The tour of the killing field was brief. What interested the forensic scientist more than the place of death were the recovered bodies. Where they died was secondary to why he was here: to restore the names taken from them in hasty death. That was his mission, and he wanted to be about it. He cut the interpreter off in mid-sentence and asked to be taken to the tent erected as a temporary morgue. Though the UN worker seemed distracted by the change in plans, he obligingly led the way.
The group side-stepped down a steep hill, slippery from Spring rains, and reached a small valley flat enough for the large, white tent that was the morgue. The tent itself was a long slash on the valley floor, leaving barely enough room for trucks and other equipment. UN Peacekeepers in blue berets ringed the tent, their weapons at the ready. The scientist wondered why the dead had to be guarded but remembered there were some who wouldn't want the dead to have their names.
The forensic scientist was a retired aviation accident investigator, renown for his ability to identify remains in the worst possible condition. With a bit of flesh from an accident site and a DNA sample from a relative, he could provide a family with something to bury. Even before DNA sequencing made some of his job easier, he had pioneered facial reconstruction techniques for forensic identification. At the time, his work had been revolutionary. For most of the history of plane crashes, unidentifiable remains were buried in a single grave, sometimes in a single coffin.
At first, people found it incredible that he didn't need whole bodies to make an identification, that a scrap of bone could reveal gender, age, medical, or injury history to his trained eye.

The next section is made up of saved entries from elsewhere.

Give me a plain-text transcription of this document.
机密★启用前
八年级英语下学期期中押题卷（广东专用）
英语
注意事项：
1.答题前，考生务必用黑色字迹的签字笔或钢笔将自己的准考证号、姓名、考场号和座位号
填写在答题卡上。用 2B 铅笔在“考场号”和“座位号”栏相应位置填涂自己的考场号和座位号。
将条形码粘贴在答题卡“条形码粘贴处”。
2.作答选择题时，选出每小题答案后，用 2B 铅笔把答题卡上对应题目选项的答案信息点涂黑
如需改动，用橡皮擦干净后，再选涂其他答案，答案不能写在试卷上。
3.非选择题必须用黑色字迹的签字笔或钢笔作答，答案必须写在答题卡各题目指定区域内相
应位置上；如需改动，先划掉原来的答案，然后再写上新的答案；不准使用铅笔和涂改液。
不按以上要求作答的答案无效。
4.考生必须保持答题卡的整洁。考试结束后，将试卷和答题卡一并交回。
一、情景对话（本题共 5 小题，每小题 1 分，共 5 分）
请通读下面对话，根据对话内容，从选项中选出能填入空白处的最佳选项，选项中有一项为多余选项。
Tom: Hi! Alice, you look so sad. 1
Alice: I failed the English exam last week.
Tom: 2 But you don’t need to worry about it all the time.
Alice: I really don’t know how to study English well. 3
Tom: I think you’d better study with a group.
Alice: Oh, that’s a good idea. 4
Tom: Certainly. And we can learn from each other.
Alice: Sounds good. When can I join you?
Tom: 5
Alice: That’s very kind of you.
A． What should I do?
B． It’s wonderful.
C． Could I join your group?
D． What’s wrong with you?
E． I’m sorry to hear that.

Because of his genius and his dedication to solving problems, many a full-sized casket went into the ground with only a hank of skin and bone. A name and date of death for a specific person could go on a marker. That mattered to loved ones left behind. The only drawback was the number of casualties in an airplane crash kept him occupied for months.
He was optimistic about this job for the UN. Identifying victims of a massacre should be child's play compared to the jigsaw puzzle of plane crash casualties. That he could bring closure to people, he was confident as he walked toward the tent. And it was a good addition to his resume. His pension was more than adequate, but there was no reason why he shouldn't take advantage of his unique skills. This might be a big enough job that he could raise his consulting fees.
When he reached the tent, he felt his confidence buoy. There were massive, portable air conditioning units pumping cold air into the structure. That meant someone knew what was needed to be done to make his work efficient. He could feel the cold air leaking from the tent and realized it would be costing a pretty penny to keep this up. And that was good. No government bean-counting here.
A soldier at the tent's opening—a Finn by the embroidered flag on his uniform—checked everyone's identification and passes, then held the tent flap aside for them to enter. The scientist was unfazed when the smells billowed from the opening.
Dank, moldy earth, and corruption past the cloyingly sweet state he was most familiar with at accident sites. He heard several of his staff gag, but he knew to breathe through his mouth. He took a small jar of Vicks VapoRub from a pocket and put a generous amount on his upper lip, atop his graying mustache. His staff passed the jar around until the biting smell of Vicks overcame everything else. The soldier smiled with some condescension. He'd been here long enough to become inured.
The scientist re-pocketed the small, blue jar, and removed his hat, exposing his bald head to the weak sun. He stepped forward, into the tent and to the side to give room for his staff.
"Jesus Christ!" someone said.
The tent covered row on row of tables, some manufactured, some makeshift. Sheets of white plastic covered each table, and atop the plastic were lumps of indistinguishable meat, an occasional skull, a femur, an ulna, a rib protruding from rotted cloth.
He hadn't been told this. These bodies and body parts had been buried for months, perhaps years. From a quick assessment he could see mounds of decaying flesh with multiple heads and too many arms. Decomposition had congealed the remains. This was madness.
"Who is in charge here?" he demanded.
From a corner of the tent a woman walked forward, a white lab coat over black BDU's. Her hands were inside latex gloves, and a bio-hazard mask covered the lower half of her face. Except for two white streaks at her temples, her hair was dark, as were her eyes, and when she spoke, it was with a cultured, English accent.
"I suppose I am. I'm Mai Fisher from the UN. You must be Dr. Clifton Hume." Her latex gloves were dark with dirt and something else, and she didn't offer a hand to shake.
"Yes, I am. This…" Hume waved a hand toward some nearby remains, barely recognizable as human. "This isn't what I expected." Fisher removed her mask, and Hume saw she was in her thirties. Good skin. She had the typical round skull of those of Celtic descent.
"This is Bosnia, Doctor," she said. "What did you expect?"